Qu’est-ce que le rendement espéré ?
Personne ne peut prédire l’avenir. Un rendement espéré n’est donc pas une prévision. C’est plutôt une estimation qui représente la moyenne des scénarios les plus plausibles, et ce, sur une très longue période (disons 40 ans). Par exemple, le taux d’intérêt moyen de l’indice du marché des obligations canadiennes est présentement de 2,3 %. Le rendement espéré des obligations ne devrait donc pas être trop loin de ce chiffre. À l’aide de modèles, vous pouvez conclure qu’il est un peu plus élevé ou, au contraire, un peu plus faible que ce chiffre.
Quelle que soit votre estimation, vous savez toutefois d’emblée qu’elle sera inexacte. Ce n’est pas grave. L’important, c’est qu’à long terme, votre rendement espéré ne s’éloigne pas trop du rendement réalisé.
Pourquoi le rendement espéré est-il si important ? Si, comme la plupart des gens, vous ne participez pas à un régime de retraite privé, vous aurez seulement deux sources de revenus de retraite pour suppléer aux régimes publics (Régime des rentes du Québec ou Régime de pension du Canada et Sécurité de la vieillesse) : 1- votre épargne, 2- le rendement sur votre épargne.
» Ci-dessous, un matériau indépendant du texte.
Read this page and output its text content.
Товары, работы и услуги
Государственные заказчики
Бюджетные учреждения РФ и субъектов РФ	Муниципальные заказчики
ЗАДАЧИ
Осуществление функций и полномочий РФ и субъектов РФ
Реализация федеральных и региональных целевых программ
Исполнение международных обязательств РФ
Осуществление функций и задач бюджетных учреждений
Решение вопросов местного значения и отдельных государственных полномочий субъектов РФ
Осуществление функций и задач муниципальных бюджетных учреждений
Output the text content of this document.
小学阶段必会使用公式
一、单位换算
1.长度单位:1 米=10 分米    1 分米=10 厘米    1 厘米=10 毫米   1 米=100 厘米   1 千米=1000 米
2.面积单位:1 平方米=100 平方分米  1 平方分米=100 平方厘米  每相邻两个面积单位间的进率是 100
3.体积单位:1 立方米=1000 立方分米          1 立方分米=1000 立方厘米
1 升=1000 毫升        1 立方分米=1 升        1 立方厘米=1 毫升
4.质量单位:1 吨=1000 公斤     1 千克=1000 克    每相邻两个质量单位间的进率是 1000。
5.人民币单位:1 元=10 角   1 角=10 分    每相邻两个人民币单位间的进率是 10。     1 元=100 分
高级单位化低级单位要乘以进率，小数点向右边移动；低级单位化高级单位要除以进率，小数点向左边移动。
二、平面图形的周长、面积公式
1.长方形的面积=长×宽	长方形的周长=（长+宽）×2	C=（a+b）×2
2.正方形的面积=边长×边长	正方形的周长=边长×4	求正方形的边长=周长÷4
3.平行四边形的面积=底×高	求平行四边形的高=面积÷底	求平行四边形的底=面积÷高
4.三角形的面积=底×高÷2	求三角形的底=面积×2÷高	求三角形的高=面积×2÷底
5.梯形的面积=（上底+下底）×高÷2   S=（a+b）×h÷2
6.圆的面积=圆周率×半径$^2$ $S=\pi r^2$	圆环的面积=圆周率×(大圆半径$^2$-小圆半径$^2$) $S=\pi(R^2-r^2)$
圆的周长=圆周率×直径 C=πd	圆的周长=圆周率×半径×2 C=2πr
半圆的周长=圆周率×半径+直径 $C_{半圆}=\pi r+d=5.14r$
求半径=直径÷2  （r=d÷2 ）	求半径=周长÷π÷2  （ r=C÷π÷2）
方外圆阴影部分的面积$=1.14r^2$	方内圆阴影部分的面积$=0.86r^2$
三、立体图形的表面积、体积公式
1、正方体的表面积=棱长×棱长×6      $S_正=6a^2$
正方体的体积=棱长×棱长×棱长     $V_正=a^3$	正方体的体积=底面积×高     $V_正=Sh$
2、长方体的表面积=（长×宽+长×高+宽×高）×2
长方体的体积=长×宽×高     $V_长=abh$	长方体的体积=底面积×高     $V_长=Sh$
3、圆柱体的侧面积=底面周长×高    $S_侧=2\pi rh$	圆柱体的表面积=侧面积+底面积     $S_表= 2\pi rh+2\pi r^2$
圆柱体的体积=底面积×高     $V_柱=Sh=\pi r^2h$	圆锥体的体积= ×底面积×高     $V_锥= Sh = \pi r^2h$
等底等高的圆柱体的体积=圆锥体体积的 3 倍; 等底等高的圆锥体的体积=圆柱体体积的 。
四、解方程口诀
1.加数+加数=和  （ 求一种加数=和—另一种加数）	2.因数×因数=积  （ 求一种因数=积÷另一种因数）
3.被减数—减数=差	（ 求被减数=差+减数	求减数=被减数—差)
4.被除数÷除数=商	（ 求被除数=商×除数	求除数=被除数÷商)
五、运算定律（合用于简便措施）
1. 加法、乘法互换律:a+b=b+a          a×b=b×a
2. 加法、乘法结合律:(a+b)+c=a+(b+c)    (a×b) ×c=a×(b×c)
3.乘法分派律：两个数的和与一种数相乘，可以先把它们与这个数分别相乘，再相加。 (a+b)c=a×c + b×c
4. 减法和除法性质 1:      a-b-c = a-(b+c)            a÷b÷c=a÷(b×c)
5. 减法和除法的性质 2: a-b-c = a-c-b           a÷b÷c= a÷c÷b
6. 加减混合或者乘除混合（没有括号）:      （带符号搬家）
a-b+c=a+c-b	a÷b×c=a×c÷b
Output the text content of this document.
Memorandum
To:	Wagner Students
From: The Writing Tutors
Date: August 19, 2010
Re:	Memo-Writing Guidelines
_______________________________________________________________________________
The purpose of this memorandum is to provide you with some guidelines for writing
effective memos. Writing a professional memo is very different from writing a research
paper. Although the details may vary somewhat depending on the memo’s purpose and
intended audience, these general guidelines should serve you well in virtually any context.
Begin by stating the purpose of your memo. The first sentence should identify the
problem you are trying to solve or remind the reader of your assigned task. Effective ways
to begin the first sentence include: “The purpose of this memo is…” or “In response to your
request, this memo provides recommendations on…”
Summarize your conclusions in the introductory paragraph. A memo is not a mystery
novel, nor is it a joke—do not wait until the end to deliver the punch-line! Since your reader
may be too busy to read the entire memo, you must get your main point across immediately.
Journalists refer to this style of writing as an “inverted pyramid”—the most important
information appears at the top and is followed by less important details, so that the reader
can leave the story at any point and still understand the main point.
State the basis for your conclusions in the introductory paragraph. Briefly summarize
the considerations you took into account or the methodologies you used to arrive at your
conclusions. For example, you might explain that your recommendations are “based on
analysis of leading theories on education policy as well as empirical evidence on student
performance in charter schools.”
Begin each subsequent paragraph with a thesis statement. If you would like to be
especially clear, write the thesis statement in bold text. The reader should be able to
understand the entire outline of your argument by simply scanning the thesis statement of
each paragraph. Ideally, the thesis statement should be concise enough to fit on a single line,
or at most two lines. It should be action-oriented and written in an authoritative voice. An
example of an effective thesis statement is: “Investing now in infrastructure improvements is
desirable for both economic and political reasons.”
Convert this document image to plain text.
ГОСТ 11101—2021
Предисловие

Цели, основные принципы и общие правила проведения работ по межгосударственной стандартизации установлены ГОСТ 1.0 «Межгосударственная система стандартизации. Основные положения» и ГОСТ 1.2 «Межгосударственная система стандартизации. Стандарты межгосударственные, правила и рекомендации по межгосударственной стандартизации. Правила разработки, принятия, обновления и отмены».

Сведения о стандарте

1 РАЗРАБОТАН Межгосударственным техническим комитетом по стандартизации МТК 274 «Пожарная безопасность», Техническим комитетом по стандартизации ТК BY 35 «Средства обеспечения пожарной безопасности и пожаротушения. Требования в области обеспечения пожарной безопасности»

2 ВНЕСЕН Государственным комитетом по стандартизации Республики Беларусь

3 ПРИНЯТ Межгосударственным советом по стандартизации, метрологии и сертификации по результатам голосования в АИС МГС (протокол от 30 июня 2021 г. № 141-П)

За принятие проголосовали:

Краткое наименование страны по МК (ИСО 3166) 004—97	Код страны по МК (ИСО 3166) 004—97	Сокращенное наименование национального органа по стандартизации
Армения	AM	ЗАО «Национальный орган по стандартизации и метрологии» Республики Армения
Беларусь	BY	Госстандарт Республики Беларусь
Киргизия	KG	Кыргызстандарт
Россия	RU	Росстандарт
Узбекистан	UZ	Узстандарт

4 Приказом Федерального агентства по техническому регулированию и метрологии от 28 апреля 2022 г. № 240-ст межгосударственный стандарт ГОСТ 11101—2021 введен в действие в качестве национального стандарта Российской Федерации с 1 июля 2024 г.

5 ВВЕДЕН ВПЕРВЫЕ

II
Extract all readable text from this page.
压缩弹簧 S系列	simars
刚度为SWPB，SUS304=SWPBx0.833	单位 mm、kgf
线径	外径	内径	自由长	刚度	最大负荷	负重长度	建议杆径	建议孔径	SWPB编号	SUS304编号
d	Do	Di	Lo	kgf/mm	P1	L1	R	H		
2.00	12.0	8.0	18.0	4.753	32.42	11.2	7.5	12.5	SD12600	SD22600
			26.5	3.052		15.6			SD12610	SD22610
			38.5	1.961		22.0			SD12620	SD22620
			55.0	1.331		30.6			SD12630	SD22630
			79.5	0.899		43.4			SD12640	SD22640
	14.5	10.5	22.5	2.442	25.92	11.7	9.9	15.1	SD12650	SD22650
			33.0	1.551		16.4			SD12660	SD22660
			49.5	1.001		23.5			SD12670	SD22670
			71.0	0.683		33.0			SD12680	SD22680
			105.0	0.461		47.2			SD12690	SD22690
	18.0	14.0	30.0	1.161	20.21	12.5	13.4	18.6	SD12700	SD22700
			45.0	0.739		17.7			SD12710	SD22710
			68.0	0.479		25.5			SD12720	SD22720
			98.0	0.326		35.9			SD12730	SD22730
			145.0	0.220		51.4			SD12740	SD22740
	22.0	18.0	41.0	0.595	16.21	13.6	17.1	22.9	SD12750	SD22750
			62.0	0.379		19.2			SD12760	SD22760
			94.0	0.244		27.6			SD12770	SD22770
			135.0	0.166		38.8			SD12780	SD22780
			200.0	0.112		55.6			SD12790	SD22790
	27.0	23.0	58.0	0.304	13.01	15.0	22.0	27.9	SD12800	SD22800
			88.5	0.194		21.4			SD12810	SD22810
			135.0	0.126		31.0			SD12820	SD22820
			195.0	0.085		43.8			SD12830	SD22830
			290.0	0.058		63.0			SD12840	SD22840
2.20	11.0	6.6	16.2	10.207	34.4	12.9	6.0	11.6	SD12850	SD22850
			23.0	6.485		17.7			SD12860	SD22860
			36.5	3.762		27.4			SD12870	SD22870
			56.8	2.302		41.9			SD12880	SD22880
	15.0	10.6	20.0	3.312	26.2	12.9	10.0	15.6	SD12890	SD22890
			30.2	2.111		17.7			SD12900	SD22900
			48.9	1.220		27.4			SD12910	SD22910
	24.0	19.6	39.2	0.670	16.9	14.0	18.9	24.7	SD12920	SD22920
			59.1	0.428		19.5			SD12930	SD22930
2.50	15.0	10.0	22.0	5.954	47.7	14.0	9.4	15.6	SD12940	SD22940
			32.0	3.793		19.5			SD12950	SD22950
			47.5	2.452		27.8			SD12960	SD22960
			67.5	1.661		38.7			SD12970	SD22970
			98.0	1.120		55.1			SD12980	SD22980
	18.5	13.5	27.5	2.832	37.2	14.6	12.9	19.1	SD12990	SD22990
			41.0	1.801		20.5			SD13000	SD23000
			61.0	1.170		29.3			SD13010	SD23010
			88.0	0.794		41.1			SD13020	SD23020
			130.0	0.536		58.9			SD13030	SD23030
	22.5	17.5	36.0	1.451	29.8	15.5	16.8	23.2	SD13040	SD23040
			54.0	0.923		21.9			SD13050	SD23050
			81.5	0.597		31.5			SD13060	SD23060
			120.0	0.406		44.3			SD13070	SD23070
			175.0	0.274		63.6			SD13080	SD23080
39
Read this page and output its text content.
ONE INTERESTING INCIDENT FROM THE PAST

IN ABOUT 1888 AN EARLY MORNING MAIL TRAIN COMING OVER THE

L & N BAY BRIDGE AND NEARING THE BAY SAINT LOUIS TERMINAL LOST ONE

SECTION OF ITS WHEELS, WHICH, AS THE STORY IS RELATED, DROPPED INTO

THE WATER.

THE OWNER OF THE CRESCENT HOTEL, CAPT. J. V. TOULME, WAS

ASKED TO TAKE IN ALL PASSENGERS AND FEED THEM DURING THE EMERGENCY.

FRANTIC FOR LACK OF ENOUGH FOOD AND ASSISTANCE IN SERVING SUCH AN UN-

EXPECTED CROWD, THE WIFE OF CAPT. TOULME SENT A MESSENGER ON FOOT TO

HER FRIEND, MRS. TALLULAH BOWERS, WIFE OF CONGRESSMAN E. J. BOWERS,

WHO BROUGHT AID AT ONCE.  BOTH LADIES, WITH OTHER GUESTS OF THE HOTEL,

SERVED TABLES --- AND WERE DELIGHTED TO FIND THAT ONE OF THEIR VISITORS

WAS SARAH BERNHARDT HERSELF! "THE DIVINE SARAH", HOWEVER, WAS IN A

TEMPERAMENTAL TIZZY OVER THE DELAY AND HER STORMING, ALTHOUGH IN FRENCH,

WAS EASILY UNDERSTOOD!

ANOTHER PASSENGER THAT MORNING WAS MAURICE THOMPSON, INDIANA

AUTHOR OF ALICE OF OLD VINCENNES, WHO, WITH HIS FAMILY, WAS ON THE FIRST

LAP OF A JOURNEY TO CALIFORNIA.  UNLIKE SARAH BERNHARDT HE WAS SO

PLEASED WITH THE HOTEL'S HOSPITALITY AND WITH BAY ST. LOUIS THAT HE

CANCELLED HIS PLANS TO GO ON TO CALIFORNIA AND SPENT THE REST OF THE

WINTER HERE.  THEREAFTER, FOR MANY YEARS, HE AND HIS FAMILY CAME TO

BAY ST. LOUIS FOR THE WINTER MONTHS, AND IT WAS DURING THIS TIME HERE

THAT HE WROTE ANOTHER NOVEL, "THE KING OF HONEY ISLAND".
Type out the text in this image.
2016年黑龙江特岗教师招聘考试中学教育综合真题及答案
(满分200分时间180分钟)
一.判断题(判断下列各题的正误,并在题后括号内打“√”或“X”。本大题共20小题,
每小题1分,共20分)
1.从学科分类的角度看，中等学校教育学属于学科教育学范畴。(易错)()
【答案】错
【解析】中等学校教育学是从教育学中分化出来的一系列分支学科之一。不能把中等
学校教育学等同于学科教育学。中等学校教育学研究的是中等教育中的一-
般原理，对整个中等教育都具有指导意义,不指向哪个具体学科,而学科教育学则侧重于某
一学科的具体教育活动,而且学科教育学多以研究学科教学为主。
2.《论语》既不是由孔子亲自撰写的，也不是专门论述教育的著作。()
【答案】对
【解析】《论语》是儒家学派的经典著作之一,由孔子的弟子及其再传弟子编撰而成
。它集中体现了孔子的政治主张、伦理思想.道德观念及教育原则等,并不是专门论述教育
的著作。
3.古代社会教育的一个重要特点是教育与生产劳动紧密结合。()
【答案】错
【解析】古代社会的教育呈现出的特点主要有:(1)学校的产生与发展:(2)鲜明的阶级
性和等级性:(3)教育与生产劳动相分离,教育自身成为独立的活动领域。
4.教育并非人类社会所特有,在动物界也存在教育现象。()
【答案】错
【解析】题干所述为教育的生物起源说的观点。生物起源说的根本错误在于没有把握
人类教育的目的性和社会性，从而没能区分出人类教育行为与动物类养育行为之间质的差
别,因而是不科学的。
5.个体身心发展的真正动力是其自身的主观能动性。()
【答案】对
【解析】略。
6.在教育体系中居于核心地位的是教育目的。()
Le rendement de votre portefeuille joue donc un rôle crucial dans la planification de votre retraite. Si vous êtes un(e) jeune épargnant(e), une différence de 1 % dans le rendement de votre portefeuille pourrait vous permettre de devancer – ou, au contraire, vous contraindre à retarder – votre retraite de cinq ans. Si vous épargnez régulièrement depuis le début de votre carrière, le rendement constituera probablement plus de la moitié de la valeur de votre portefeuille lorsque vous cesserez de travailler. Vous êtes retraité(e) ? Les paramètres sont les mêmes, sauf que vous avez atteint l’étape où votre taux d’épargne est négatif.
Il y a seulement trois grandes variables par lesquels vous pouvez contrôler vos revenus potentiels à la retraite :
1. L’épargne. Plus vous commencez à épargner à un jeune âge, plus le pourcentage de votre revenu que vous épargnez est élevé et plus vos revenus de retraite seront élevés.
2. La structure de votre portefeuille. C’est bien beau de vouloir un rendement plus élevé pour réaliser une retraite plus confortable, mais personne ne peut s’«inventer» un rendement. Nous sommes tous en quelque sorte prisonniers des rendements obtenus sur les marchés financiers.
Plus vous allouerez une proportion importante de votre portefeuille aux actions par rapport aux obligations de qualité, plus le rendement espéré de votre portefeuille sera élevé. Toutefois, «rendement espéré plus élevé» ne signifie pas «rendement garanti plus élevé». Lorsque vous courez plus de risque avec votre portefeuille, il existe toujours une possibilité que votre rendement à long terme soit décevant.
3. La date de votre retraite. Aimez-vous votre travail ? Est-ce un métier qu’on peut pratiquer à un âge avancé ou est-ce un «métier de jeune» ? Vos choix de carrière jouent un rôle primordial dans l’atteinte de votre indépendance financière à la retraite. Chaque année de plus sur le marché du travail en est une de moins à retirer de l’argent de votre portefeuille et une année de plus à y contribuer.
Pourquoi je vous raconte tout cela ?
Une grande partie du secteur des services financiers est centrée sur la vente de produits de placement. Votre réussite ne dépend pas, au premier chef, du choix du bon FNB, du bon fonds commun, du bon gestionnaire ou encore des bons titres boursiers. Elle repose d’abord et avant tout sur votre stratégie de retraite. La pierre d’assise de cette stratégie est l’épargne.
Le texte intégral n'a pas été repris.